«бросовом материале», который Горький застал на Соловках в 1929 году как продукт указанной отрицательной селекции – священнослужителей (епископы со всей страны), учёных, включая Д.С.Лихачёва, инженеров, царских и белых офицеров …
«Имелось в виду лабораторным путём создать из воров, мошенников и инакомыслящих другую человеческую природу» (Г289). «На Соловках делают сверхлюдей из человеческих отбросов, как их тут понимают … А тема этих отбросов всегда была для Горького очень значимой … те, кто выброшен из общества всегда казались ему победителями этого общества, людьми особенной, высшей природы, отвергшими условности» (Г293). В последнем рассуждении куда-то делись инакомыслящие, воспитуемые становятся победителями, а дряблой, блудливой оговорки «как их тут понимают», конечно, недостаточно для того, чтобы внести хоть каплю порядка и смысла во всё подобное нагромождение белиберды и бреда 34 («заключённые получают от труда удовольствие» <Г290> и т.д.)

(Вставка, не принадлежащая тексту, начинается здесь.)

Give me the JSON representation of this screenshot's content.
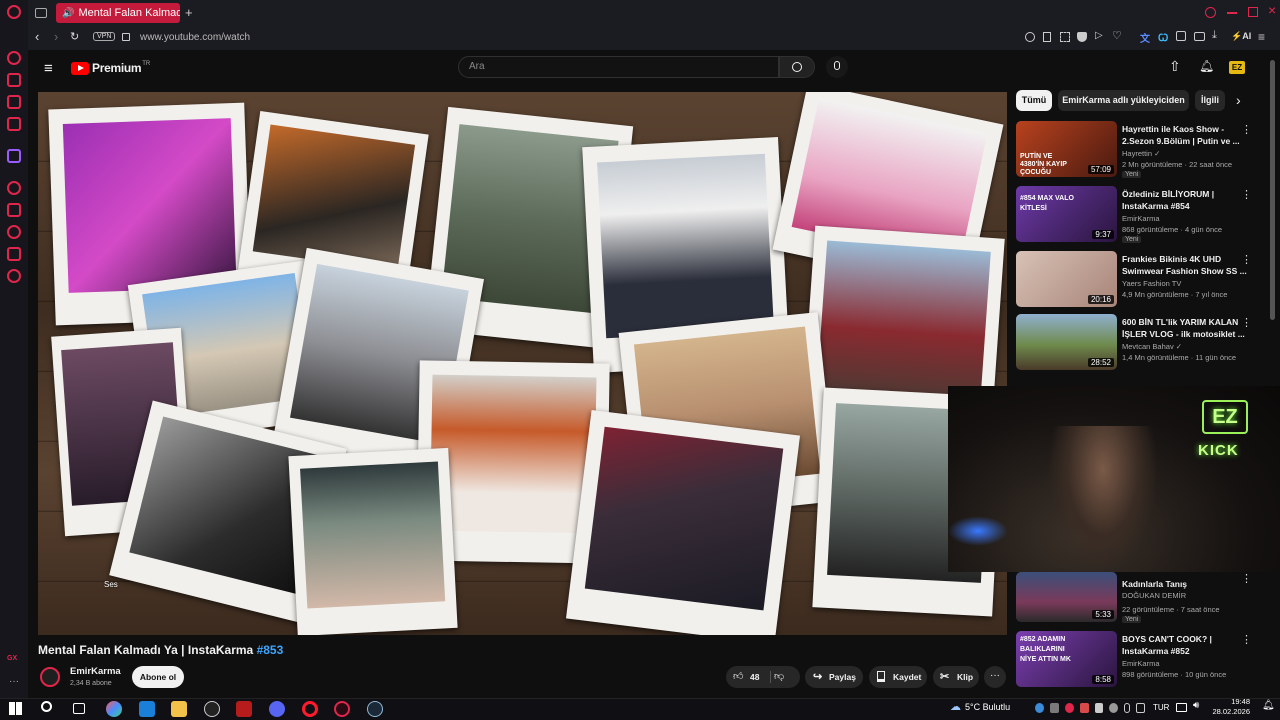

Горький в ноябре 1917 года – марте 1918 года был несомненным «инакомыслящим», в определённой мере оставался таковым и далее, но ни сам Горький не считал себя тогда «отбросом», ни Д.Быков не оценивает так тогдашнюю «диссидентскую» деятельность Горького. Наоборот, Д.Быков воспринимает сочинения Горького той поры как подвиг. И вот, 1929 год – власть та же самая, основанная на тех же принципах, но теперь инакомыслие воспринимается почему-то как нечто абсолютно недопустимое, за что голову надо отрывать, - не только по мерке чекистов и Горького, но и в оценке Д.Быкова. Что изменилось за эти годы? Одно – Горький успел перемеситься на сторону большевиков. 35 Но почему и Д.Быков так поспешно устремляется туда же, вслед за Горьким? Да и сегодняшних инакомыслящих Д.Быков, видимо, не считает отбросами, ну, хотя бы – самого себя (вообще-то он в соответствии с вышеизложенным может быть отнесён к категории «мошенников», так что должен попасть в состав «отбросов» раньше упомянутых священнослужителей, учёных, инженеров, офицеров, которых он так бесцеремонно туда зачислил).

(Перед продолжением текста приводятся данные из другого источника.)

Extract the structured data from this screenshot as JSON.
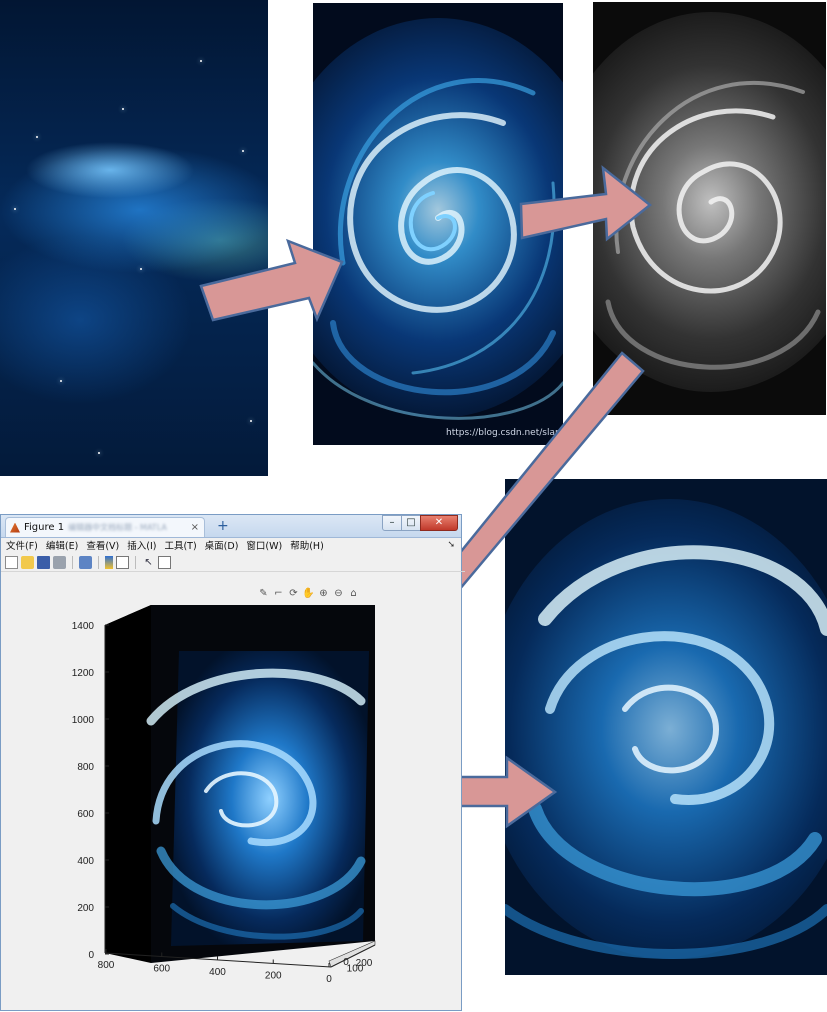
{
  "watermark": "https://blog.csdn.net/slanda",
  "figure": {
    "tab_title": "Figure 1",
    "tab_blurred": "编辑器中文档标题 - MATLA",
    "tab_close": "×",
    "new_tab": "+",
    "window_controls": {
      "minimize": "–",
      "maximize": "□",
      "close": "✕"
    },
    "menu": [
      "文件(F)",
      "编辑(E)",
      "查看(V)",
      "插入(I)",
      "工具(T)",
      "桌面(D)",
      "窗口(W)",
      "帮助(H)"
    ],
    "menu_overflow": "➘",
    "toolbar_icons": [
      "new-file-icon",
      "open-folder-icon",
      "save-icon",
      "print-icon",
      "export-icon",
      "colorbar-icon",
      "legend-icon",
      "pointer-icon",
      "property-inspector-icon"
    ],
    "axes_toolbar_icons": [
      "brush-icon",
      "data-tip-icon",
      "rotate-icon",
      "pan-icon",
      "zoom-in-icon",
      "zoom-out-icon",
      "home-icon"
    ]
  },
  "chart_data": {
    "type": "surface",
    "z_axis_ticks": [
      "0",
      "200",
      "400",
      "600",
      "800",
      "1000",
      "1200",
      "1400"
    ],
    "x_axis_ticks": [
      "800",
      "600",
      "400",
      "200",
      "0"
    ],
    "y_axis_ticks": [
      "0",
      "100",
      "200"
    ],
    "zlim": [
      0,
      1400
    ],
    "xlim": [
      0,
      800
    ],
    "ylim": [
      0,
      200
    ],
    "colormap": "image texture (blue swirl)"
  },
  "colors": {
    "arrow_fill": "#d89796",
    "arrow_stroke": "#4a6a9c",
    "window_border": "#7a9cc4"
  }
}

Достаточно часто в лагеря попадали по статье 58 (КР – «контрреволюционная деятельность») и вне связи с какой-либо реальной антиправительственной деятельностью. Жёны избавлялись таким способом от надоевших мужей, мужья – от жён, 36 соседи – от соседей (в расчёте на их жилплощадь; кстати, так и сотрудники органов решали свои жилищные проблемы), сослуживцы – от конкурентов-сослуживцев и от начальников (в расчёте занять освободившееся место или, хотя бы, обрести менее требовательного начальника). Ну и сами органы в поте лица лепили дела, чтобы продемонстрировать свою полезность, заработать звания и должности и т.п. 37 Обвинения в уголовных преступлениях как-то расследовались, а ложные обвинения в контрреволюционной деятельности действовали безотказно.

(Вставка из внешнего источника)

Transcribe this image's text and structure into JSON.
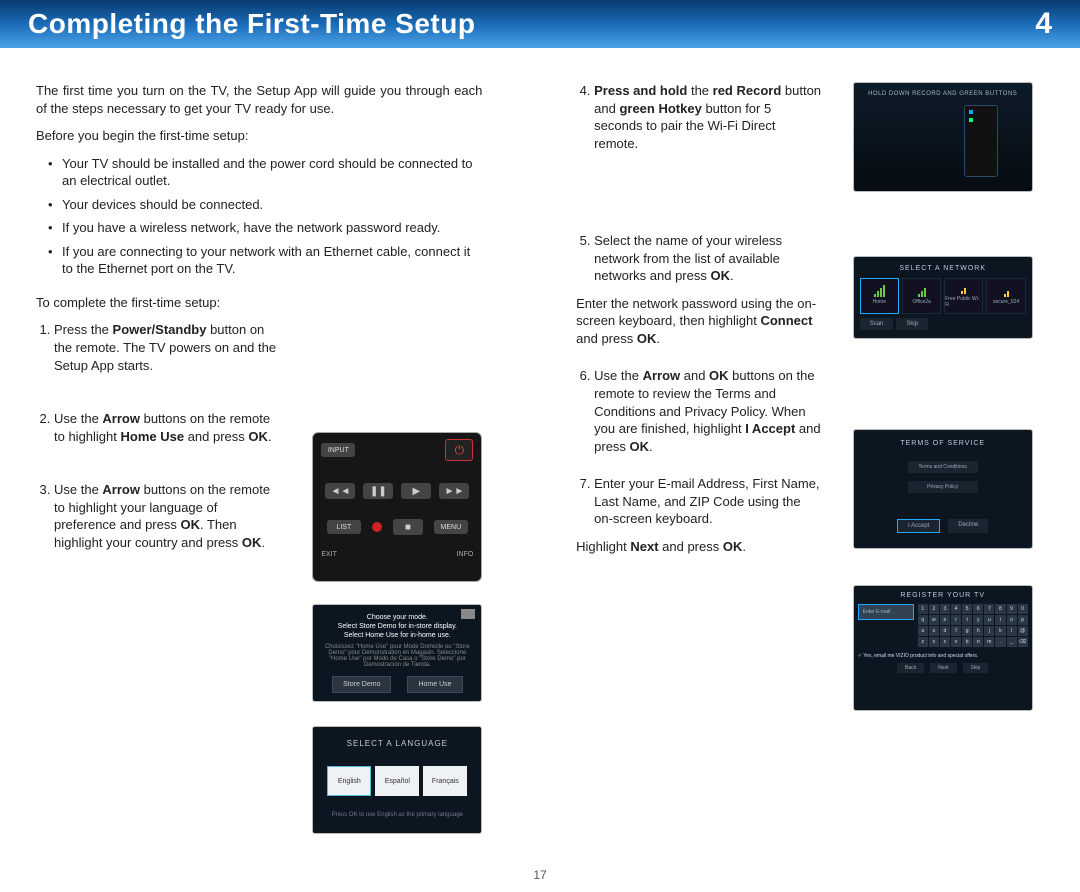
{
  "header": {
    "title": "Completing the First-Time Setup",
    "chapter": "4"
  },
  "page_number": "17",
  "intro": "The first time you turn on the TV, the Setup App will guide you through each of the steps necessary to get your TV ready for use.",
  "before_label": "Before you begin the first-time setup:",
  "before": [
    "Your TV should be installed and the power cord should be connected to an electrical outlet.",
    "Your devices should be connected.",
    "If you have a wireless network, have the network password ready.",
    "If you are connecting to your network with an Ethernet cable, connect it to the Ethernet port on the TV."
  ],
  "complete_label": "To complete the first-time setup:",
  "steps": {
    "s1": {
      "pre": "Press the ",
      "bold1": "Power/Standby",
      "post": " button on the remote. The TV powers on and the Setup App starts."
    },
    "s2": {
      "t1": "Use the ",
      "b1": "Arrow",
      "t2": " buttons on the remote to highlight ",
      "b2": "Home Use",
      "t3": " and press ",
      "b3": "OK",
      "t4": "."
    },
    "s3": {
      "t1": "Use the ",
      "b1": "Arrow",
      "t2": " buttons on the remote to highlight your language of preference and press ",
      "b2": "OK",
      "t3": ". Then highlight your country and press ",
      "b3": "OK",
      "t4": "."
    },
    "s4": {
      "b1": "Press and hold",
      "t1": " the ",
      "b2": "red Record",
      "t2": " button and ",
      "b3": "green Hotkey",
      "t3": " button for 5 seconds to pair the Wi-Fi Direct remote."
    },
    "s5": {
      "t1": "Select the name of your wireless network from the list of available networks and press ",
      "b1": "OK",
      "t2": ".",
      "p2a": "Enter the network password using the on-screen keyboard, then highlight ",
      "p2b": "Connect",
      "p2c": " and press ",
      "p2d": "OK",
      "p2e": "."
    },
    "s6": {
      "t1": "Use the ",
      "b1": "Arrow",
      "t2": " and ",
      "b2": "OK",
      "t3": " buttons on the remote to review the Terms and Conditions and Privacy Policy. When you are finished, highlight ",
      "b3": "I Accept",
      "t4": " and press ",
      "b4": "OK",
      "t5": "."
    },
    "s7": {
      "t1": "Enter your E-mail Address, First Name, Last Name, and ZIP Code using the on-screen keyboard.",
      "p2a": "Highlight ",
      "p2b": "Next",
      "p2c": " and press ",
      "p2d": "OK",
      "p2e": "."
    }
  },
  "thumbs": {
    "remote": {
      "input": "INPUT",
      "list": "LIST",
      "menu": "MENU",
      "exit": "EXIT",
      "info": "INFO"
    },
    "mode": {
      "l1": "Choose your mode.",
      "l2": "Select Store Demo for in-store display.",
      "l3": "Select Home Use for in-home use.",
      "sub": "Choisissez \"Home Use\" pour Mode Domicile ou \"Store Demo\" pour Démonstration en Magasin. Seleccione \"Home Use\" por Modo de Casa o \"Store Demo\" por Demostración de Tienda.",
      "b1": "Store Demo",
      "b2": "Home Use"
    },
    "lang": {
      "title": "SELECT A LANGUAGE",
      "o1": "English",
      "o2": "Español",
      "o3": "Français",
      "foot": "Press OK to use English as the primary language"
    },
    "pair": {
      "title": "HOLD DOWN RECORD AND GREEN BUTTONS"
    },
    "net": {
      "title": "SELECT A NETWORK",
      "n1": "Home",
      "n2": "Office2a",
      "n3": "Free Public Wi-Fi",
      "n4": "secure_024",
      "btn1": "Scan",
      "btn2": "Skip"
    },
    "terms": {
      "title": "TERMS OF SERVICE",
      "l1": "Terms and Conditions",
      "l2": "Privacy Policy",
      "b1": "I Accept",
      "b2": "Decline"
    },
    "reg": {
      "title": "REGISTER YOUR TV",
      "field": "Enter E-mail",
      "chk": "Yes, email me VIZIO product info and special offers.",
      "b1": "Back",
      "b2": "Next",
      "b3": "Skip"
    }
  }
}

Из случаев реального сопротивления советской власти, её принципам (её беспринципности) упомяну два. «Знаменитому микробиологу профессору В.А.Барыкину большевицкие чиновники предложили для опытов использовать заключённых вместо дорогостоящих мартышек. Он наотрез отказался, был арестован и убит чекистами 15 апреля 1939 года» («История», стр. 881). А Д.Быков патетически брызжет слюной: «Над заключёнными Соловков не ставили химических опытов, их не морили ядами, не погружали в кислоты» (Г289) – очередной раз приглашает нас разбираться в сортах исторического дерьма (химические опыты ставить, оказывается, нельзя, а микробиологические – да сколько душе угодно!) Кстати уже в 1923 году в УК РСФСР внесены изменения – за контрреволюционную деятельность и вредительство теперь карали не только в случае реальных действий, но и при наличии одного лишь умысла! («История», стр. 808).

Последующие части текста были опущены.